Thementag „Cholera in Hamburg“ auf der Wasserkunst Elbinsel Kaltehofe

Hamburg. Hamburg im Spätsommer 1892 – der Senat ist zögerlich, der Seuchenbeauftragte im Urlaub, und die Filtrationsanlage zur Trinkwasseraufbereitung auf Kaltehofe noch nicht fertig. Zudem sind die Wohnverhältnisse in Hamburg eng und die hygienischen Zustände katastrophal – das wird der Stadt zum Verhängnis. Es kommt zum Ausbruch der letzten großen Cholera-Epidemie Europas, die knapp 9.000 Menschen das Leben kostet.
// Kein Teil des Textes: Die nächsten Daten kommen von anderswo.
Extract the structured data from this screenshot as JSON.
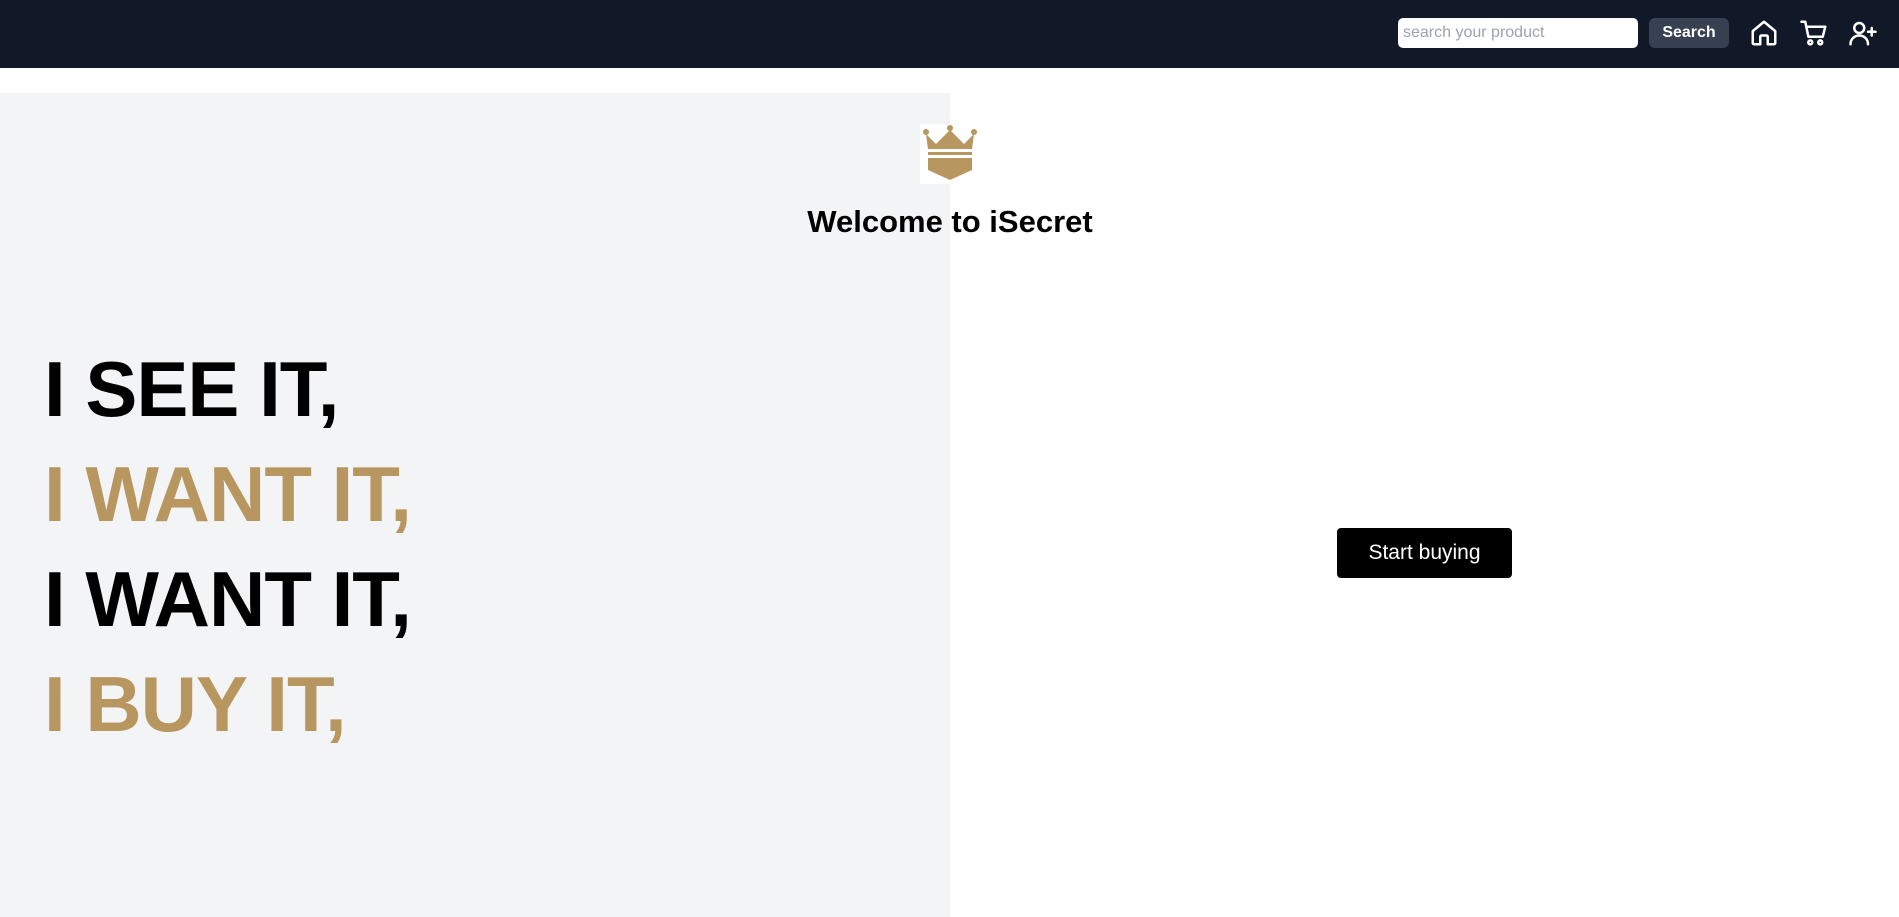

Die Lehre aus dem Schrecken des 19. Jahrhunderts kann man nun neu erleben – auf dem Thementag „Cholera in Hamburg“ auf der Wasserkunst Elbinsel Kaltehofe.
Die Wasserkunst Elbinsel Kaltehofe blickt mit dem WasserForum und dem Institut für Hygiene und Umwelt zurück in die Hamburger Geschichte und beleuchtet die Cholera aus verschiedenen Blickwinkeln. Wie konnte es zu dem epidemischen Ausbruch kommen? Welche nachhaltigen Konsequenzen hatte das Ereignis für die Stadt? Besucher erfahren, welche gesellschaftlichen und wissenschaftlichen Neuerungen heute schützen. Beim Bau von Wasserfiltern lernen sie die faszinierende Technik dessen kennen, was uns heute selbstverständlich erscheint: die Aufbereitung von sauberem Trinkwasser. - Das Ausstellungs-Erlebnis beginnt bereits mit einer Fahrt in einem historischen Schnellbus, einem
rosafarbenen Daimler-Benz Modell, dessen Ära 1984 zu Ende ging. Der kostenfreie Shuttlebus pendelt den ganzen Tag lang zwischen der S-Bahnstation Tiefstack, der Elbinsel und dem WasserForum. Vor Ort sorgen „Zitronenjette und Hummel“ für kurzweilige Abwechslung. (sdo)

Der Thementag findet statt auf der Wasserkunst Elbinsel Kaltehofe, Kaltehofe Hauptdeich 6-7, sowie im Wasser-Forum, Billhorner Deich 2.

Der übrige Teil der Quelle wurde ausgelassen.